Pânico (2022) - Crítica

Uma coisa que se perdeu durante a franquia Pânico, conforme se focava nas autoironias e convenções disruptivas, assim como uma condenação a repetir os erros do slasher mesmo na consciência deles, foi a própria eficiência de gênero em assustar e causar tensão. O já clássico original foi canonizado por um equilíbrio sagaz nestes quesitos que renovaram o subgênero, enquanto se permitia desfrutar disto para oferecer, sim, um exercício de suspense catártico e surpreendente, ao passo que as sequências se direcionaram cada vez mais para comentários da indústria e o infame "terrir". 

Isso é resgatado aqui no que é o filme mais perturbador desde o primeiro, além de um realismo bruto e frontal, evidenciando a figura mítica do Ghostface como entidade à la Michael Myers, Leatherface e outros slashers sagrados, independente de quem está por trás.
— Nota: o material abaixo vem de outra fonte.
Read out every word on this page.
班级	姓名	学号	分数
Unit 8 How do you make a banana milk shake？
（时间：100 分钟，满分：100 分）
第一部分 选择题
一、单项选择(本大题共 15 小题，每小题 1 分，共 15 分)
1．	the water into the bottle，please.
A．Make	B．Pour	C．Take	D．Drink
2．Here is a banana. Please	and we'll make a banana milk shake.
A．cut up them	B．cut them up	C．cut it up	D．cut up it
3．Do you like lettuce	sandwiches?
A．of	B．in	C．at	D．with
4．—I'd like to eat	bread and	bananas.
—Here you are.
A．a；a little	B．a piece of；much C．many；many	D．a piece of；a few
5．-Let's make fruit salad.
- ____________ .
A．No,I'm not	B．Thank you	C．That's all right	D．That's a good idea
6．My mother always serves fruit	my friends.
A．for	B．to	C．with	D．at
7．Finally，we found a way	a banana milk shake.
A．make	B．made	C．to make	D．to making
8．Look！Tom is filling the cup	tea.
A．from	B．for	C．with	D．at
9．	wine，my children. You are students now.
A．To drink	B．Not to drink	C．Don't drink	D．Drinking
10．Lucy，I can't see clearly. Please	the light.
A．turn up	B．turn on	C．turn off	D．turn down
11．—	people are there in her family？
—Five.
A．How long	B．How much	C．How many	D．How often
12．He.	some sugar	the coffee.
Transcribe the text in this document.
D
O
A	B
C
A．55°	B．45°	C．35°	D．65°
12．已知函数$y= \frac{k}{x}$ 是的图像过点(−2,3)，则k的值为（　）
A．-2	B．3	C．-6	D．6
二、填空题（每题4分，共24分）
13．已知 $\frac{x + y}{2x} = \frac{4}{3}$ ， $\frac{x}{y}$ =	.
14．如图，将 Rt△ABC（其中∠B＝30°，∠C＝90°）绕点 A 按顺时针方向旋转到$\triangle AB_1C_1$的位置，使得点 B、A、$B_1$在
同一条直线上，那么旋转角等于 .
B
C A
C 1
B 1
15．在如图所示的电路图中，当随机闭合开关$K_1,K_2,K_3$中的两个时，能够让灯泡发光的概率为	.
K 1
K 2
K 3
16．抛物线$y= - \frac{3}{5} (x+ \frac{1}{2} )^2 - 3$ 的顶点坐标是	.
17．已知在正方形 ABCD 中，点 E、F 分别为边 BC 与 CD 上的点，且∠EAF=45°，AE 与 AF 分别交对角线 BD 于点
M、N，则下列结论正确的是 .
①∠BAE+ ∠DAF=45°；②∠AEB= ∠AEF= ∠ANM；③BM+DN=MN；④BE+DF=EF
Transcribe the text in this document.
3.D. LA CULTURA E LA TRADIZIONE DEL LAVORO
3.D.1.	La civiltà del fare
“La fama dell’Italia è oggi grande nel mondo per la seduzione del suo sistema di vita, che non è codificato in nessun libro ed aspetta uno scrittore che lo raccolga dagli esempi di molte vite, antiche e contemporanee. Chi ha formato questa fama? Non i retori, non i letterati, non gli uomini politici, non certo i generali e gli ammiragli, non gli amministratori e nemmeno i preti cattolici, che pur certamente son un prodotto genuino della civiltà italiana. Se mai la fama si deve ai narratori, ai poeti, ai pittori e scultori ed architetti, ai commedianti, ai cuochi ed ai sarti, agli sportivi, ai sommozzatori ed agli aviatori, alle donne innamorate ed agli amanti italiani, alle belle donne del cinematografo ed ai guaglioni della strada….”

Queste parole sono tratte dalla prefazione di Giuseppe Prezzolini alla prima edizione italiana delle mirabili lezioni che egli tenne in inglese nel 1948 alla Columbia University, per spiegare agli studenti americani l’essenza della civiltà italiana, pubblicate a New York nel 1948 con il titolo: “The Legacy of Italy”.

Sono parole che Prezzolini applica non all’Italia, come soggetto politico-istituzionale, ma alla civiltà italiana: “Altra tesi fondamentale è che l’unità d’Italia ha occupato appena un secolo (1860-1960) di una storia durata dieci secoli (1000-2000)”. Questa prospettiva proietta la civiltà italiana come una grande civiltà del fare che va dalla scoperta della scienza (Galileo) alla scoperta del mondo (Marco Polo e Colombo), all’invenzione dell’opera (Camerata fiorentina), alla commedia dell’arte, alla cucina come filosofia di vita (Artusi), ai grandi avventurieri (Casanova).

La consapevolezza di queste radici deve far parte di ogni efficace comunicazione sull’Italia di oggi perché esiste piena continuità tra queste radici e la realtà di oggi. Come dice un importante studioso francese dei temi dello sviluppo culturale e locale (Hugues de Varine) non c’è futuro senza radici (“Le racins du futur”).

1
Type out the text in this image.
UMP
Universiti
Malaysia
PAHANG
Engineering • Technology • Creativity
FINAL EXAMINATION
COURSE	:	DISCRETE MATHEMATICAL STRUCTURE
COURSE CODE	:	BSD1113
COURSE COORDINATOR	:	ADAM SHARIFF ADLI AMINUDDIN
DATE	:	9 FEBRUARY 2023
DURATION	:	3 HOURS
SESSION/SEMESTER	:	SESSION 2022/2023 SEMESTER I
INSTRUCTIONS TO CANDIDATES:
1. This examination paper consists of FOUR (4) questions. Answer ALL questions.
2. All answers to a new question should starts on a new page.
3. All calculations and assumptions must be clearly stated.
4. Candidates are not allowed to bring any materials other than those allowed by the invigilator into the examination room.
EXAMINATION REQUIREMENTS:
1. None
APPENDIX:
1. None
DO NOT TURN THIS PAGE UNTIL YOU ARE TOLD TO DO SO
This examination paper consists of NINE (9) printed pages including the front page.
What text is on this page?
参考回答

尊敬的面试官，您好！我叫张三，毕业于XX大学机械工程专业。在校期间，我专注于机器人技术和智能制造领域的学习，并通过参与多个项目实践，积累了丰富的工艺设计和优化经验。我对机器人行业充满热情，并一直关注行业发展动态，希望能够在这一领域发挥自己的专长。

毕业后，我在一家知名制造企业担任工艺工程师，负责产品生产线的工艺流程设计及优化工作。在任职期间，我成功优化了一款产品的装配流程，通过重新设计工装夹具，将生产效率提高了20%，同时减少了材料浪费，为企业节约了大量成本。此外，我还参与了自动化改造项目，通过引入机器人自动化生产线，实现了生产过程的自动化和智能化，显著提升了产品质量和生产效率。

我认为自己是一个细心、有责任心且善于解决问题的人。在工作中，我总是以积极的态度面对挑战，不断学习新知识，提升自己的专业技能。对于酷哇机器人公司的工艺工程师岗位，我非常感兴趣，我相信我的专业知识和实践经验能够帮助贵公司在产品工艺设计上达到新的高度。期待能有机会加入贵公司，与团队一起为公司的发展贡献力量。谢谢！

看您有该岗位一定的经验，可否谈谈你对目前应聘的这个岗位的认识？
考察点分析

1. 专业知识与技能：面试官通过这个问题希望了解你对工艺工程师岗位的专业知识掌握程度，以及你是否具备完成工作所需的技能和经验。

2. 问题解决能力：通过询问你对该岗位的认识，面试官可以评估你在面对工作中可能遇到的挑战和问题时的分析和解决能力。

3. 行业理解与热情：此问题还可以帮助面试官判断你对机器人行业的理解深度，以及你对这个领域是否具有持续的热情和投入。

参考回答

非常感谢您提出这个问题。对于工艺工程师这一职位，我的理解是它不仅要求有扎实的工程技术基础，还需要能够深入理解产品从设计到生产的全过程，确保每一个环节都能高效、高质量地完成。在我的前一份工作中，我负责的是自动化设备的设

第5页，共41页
O assassino é o capuz - só ver como a altura e força da criatura parece sempre a mesma, seja uma adolescente magra ou um homem adulto vestido. A dupla Matt Bettinelli-Olpin e Tyler Gillett, oriundos de V/H/S e Casamento Sangrento, parece ter construído uma carreira visando chegar até aqui, numa ovação clara ao repertório de Craven, mas ávidos por respeitar seu legado não somente no maneirismo do cineasta, mas no próprio espírito desbravador de Craven, o que por si só torna imperativo não se ater à reverência, o que neste ano enterrou Duna, mais preocupado na fidelidade do que na transmutação de mídias. A nostalgia alimenta, mas não basta. 

Matt e Gillett, através desta década por trás das câmeras, dominaram as dinâmicas do Slasher e deixariam Crave obviamente orgulhoso por como entenderam Pânico e conseguiram mantê-lo relevante numa era digital e cínica em que as próprias ferramentas que destacaram a franquia se tornam necessitadas de frequentes atualizações metalinguísticas, correndo sempre o perigo iminente de se tornar uma caricatura desajeitada de si mesmo. A escolha dos diretores é situar a trama entre meios que discutem não somente a indústria, como o próprio meio que o consome. E nisto, o resultado é ambíguo. É inevitável sentir o prazer de ver a cultura de fandom tóxico ser alvo de chacota, após anos presenciando filmes sendo destruídos por pressão de conservadores preconceituosos que costumeiramente não compreendem a essência da própria obra que veneram. A aplicação prática de Pânico, ou Stab, como ícone cult é não somente divertido, como uma progressão natural dentro da franquia. 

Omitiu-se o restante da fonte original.